2. The applicant will pay the respondent’s costs of the application to be assessed on the standard basis if not agreed.
CATCHWORDS:
EQUITY – EQUITABLE REMEDIES – GENERALLY - where a division 1 lottery prize has remained unclaimed since 2014 – where the applicant claimed that she purchased the winning ticket but subsequently lost it – where the applicant seeks an order that a proportion of the money be paid on the basis she was the purchaser of the winning ticket – when the applicant repeats a previously failed application
Uniform Civil Procedure Rules 1999 (Qld), r 14
Rado v Golden Casket [2021] QSC 20, related
COUNSEL: The applicant appeared on her own behalf
F Lubette for respondent
SOLICITORS: The applicant appeared on her own behalf
King & Wood Mallesons for the respondent
HENRY J: I gave a decision in Rado v Golden Casket [2021] QSC 20 on 4 February 2021. The applicant in the present application is, again, Ms Rado and the respondent is, again, Golden Casket. The relief sought in this application is, in a legal sense, not materially different from the relief sought last time. The detail of some of the content of the application varies somewhat. But as I have explained today to Ms Rado, at the heart of the application it is, in a legal sense, seeking an order that money be paid on the basis that she was the purchaser of a winning lotto ticket.
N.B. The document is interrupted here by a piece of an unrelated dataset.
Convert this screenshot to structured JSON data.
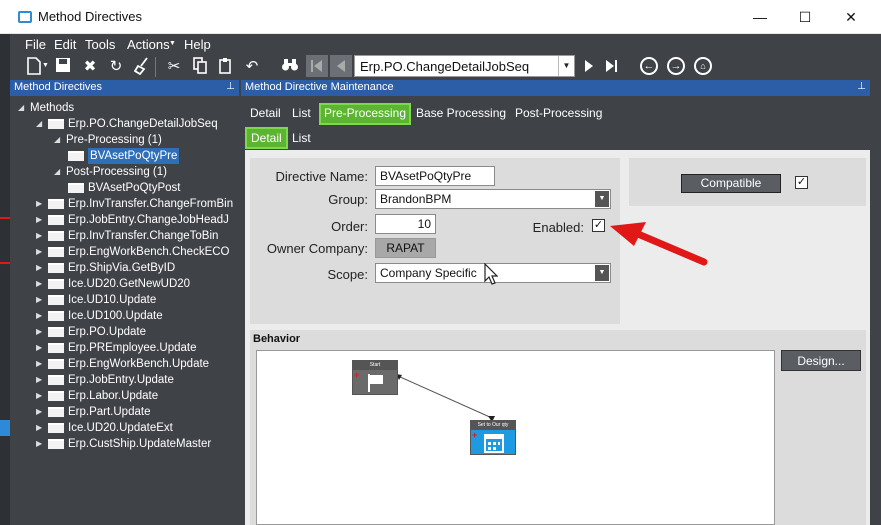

Admittedly, she is not seeking the same amount of money as last time; only a proportion of the overall win, rather than the total win. But that is neither here nor there, because, in a legal sense, the nature of the relief I have just identified demonstrates the unsuitability of it being pursued through an application. It is sufficient to observe that the reasons I gave last time apply in the same way to today’s application. I do not propose to repeat the substance of them, having made that indication.
I would merely add that I have again endeavoured to explain why it is that a dispute such as this is not apt for pursuit through an application, but rather would be in the normal course, at least subject to arguments about limitation periods, pursued as a breach of contract case; that is to say, by a proceeding instituted by filing of a claim and pleadings.
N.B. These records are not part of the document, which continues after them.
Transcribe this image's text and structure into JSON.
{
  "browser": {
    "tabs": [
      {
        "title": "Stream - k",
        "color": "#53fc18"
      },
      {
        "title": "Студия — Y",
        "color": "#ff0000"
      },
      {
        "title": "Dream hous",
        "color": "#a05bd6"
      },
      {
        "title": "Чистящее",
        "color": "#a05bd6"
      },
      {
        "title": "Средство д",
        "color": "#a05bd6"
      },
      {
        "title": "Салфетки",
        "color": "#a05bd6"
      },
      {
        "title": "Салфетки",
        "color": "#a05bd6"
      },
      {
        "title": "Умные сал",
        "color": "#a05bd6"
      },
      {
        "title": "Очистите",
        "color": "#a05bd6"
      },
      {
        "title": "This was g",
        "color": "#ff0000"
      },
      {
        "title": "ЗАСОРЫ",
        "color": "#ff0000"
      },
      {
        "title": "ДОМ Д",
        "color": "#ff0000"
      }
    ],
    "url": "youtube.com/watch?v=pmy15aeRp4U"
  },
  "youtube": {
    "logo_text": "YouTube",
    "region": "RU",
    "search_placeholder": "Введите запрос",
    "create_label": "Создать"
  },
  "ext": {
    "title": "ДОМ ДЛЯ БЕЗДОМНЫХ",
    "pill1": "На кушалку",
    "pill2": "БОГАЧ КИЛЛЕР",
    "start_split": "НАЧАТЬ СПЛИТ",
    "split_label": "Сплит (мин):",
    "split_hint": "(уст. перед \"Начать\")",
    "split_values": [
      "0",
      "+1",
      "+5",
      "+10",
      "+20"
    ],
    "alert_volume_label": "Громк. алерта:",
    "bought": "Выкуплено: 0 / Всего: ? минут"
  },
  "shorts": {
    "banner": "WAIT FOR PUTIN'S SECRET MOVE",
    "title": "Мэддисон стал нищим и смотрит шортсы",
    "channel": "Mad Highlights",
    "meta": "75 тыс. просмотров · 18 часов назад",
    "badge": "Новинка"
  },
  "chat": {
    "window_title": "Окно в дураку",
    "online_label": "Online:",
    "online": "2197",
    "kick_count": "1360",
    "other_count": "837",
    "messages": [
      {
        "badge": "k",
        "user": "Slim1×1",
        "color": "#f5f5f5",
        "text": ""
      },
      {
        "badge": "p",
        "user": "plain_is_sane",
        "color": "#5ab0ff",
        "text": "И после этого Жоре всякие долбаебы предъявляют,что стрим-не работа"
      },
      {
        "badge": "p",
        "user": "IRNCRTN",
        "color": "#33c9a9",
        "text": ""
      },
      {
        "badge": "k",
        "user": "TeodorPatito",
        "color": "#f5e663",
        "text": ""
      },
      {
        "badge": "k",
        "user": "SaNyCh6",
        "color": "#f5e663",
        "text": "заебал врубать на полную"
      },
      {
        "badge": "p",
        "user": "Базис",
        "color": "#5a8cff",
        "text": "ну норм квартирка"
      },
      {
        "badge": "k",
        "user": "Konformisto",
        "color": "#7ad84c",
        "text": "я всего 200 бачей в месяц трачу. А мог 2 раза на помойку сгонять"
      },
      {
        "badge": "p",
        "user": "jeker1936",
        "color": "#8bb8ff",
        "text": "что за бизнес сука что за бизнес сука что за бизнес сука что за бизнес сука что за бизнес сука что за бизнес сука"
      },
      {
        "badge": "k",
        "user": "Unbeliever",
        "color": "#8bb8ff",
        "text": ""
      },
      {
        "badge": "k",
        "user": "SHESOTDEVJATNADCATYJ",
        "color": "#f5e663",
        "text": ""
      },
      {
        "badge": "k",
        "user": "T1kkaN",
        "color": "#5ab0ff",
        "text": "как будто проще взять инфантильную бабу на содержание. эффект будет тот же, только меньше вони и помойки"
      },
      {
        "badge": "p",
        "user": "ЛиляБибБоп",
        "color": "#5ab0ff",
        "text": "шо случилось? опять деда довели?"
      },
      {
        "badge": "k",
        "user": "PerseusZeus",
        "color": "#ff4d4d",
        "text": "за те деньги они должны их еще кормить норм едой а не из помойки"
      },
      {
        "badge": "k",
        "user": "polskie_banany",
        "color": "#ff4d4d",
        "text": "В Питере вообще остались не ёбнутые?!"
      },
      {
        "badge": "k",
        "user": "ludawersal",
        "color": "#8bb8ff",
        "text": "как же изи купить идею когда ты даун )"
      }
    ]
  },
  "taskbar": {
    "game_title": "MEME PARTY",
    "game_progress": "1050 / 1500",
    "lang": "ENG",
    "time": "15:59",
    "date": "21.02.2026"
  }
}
That pathway, should it survive any points about limitation periods, would ultimately lead to a trial at which I could actually hear evidence and determine where the truth lies. An application is not an appropriate avenue for the pursuit of such an argument.
I have turned my mind to the fact that I have powers under the Uniform Civil Procedure Rules to order that an application be continued as if started by a claim and give directions for the filing of pleadings and so forth. Neither party sought that that occur. In the circumstances of this case, where there is, if I can put it as neutrally as I can, a cloud over whether or not such a claim would be statute barred, it seems unwise for the Court to initiate an order of that kind of its own volition.
The upshot, then, is for the same reasons as last time, this application, too, must be dismissed. Costs will follow the event. The respondent might well have been entitled to indemnity costs this time around, but has fairly not pressed that point.
My orders then are:
Application dismissed.
The applicant will pay the respondent’s costs of the application to be assessed on the standard basis, if not agreed.